What is it like being ten? What is it like being ten and overhearing adult conversations about a candidate who says weird things about Muslims? What is it like being ten, being Muslim, being in an America that chooses to be led by this very candidate?
Honestly, I have no idea what this is like.
I am surrounded by these young faces- and all I can read as I overhear their childlike conversations today is confusion. All their questions begin with “will he…” or “is it true that…”
I did not watch the election results. I did not hear the speeches of victory or concession. I slept through it all. Because my task is harder than yours. I have to face my ten-year old’s in the morning, and offer them answers that I do not have, with a confidence that blows my own mind.
My scrolling through newsfeed, my crawling out of bed, my breakfast, my drive to school are an experience of rummaging for words that my students will believe.
As they sit down, waiting for the day to begin, I cannot begin it for there are hearts to heal, and minds to put at rest.
You are in a safe place, I say.
You are with safe families, I say.
You are in a safe country, I say.
When the founding fathers wrote the constitution, I say.
There are checks and balances, I say.
There is rhetoric, I say.
There are laws to protect us, I say.
I speak with an enacted confidence, a shrug of shoulders, a smile that convinces my ten-year old loves.
That was all.
It does not matter, that I argued each line in my mind as I spoke.
It does not matter, that I knew the farce too well.
Two years ago in fifth grade, I boldly created a theme of study called Children in Conflict focusing on the lives of children across the globe in various types of struggles whether they be political, social, economic, or personal.
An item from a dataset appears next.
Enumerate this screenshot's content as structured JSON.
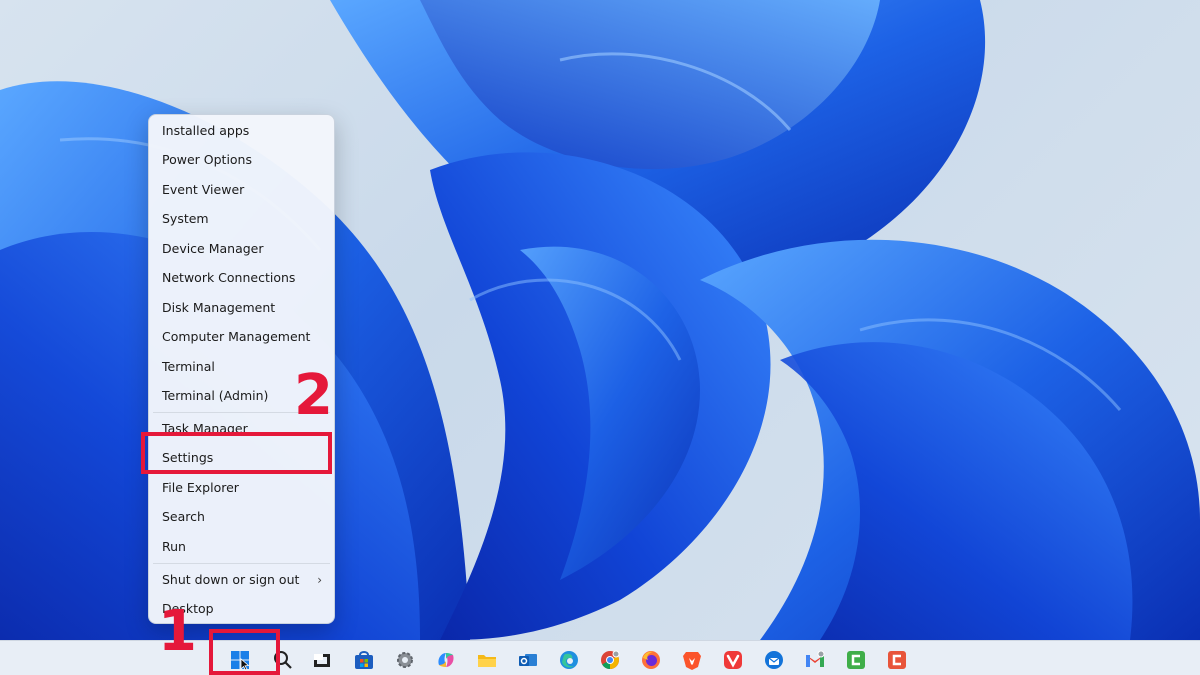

One of the books I taught was Hana’s Suitcase, drawing parallels to what singling out of religion would look like.
Last year I boldly taught Hana’s Suitcase again, a story about a girl who dies in the Auschwitz concentration camp during the Holocaust. My students repeatedly confirmed if what happened in the book was illegal now, they asked if it was at all possible that anyone could do such a thing like put a yellow star on someone to point out their religion. I had reassured them that of course it was illegal. Nobody would stand by the gibberish of a person calling out for this kind of bigotry, now.
This year I have lost all boldness.
This year, I will not read Hana’s Suitcase to them. I will break down and cry like a mother in agony if I do.
For Tuesday has broken me.
Over the last four years those fears were confirmed, those questions still loom, those parallels to historical oppression ring truer still. When a leader heads a rally and pauses for 13 seconds to let the “send her back” chants of hatred, animosity, and bigotry escalate against the “Other”, the world shrinks a bit more. How much burden of resilience are we asking of children again? How many times must Hana pack her suitcase? How many more do we add to the 500 torn away from parents for it to be enough?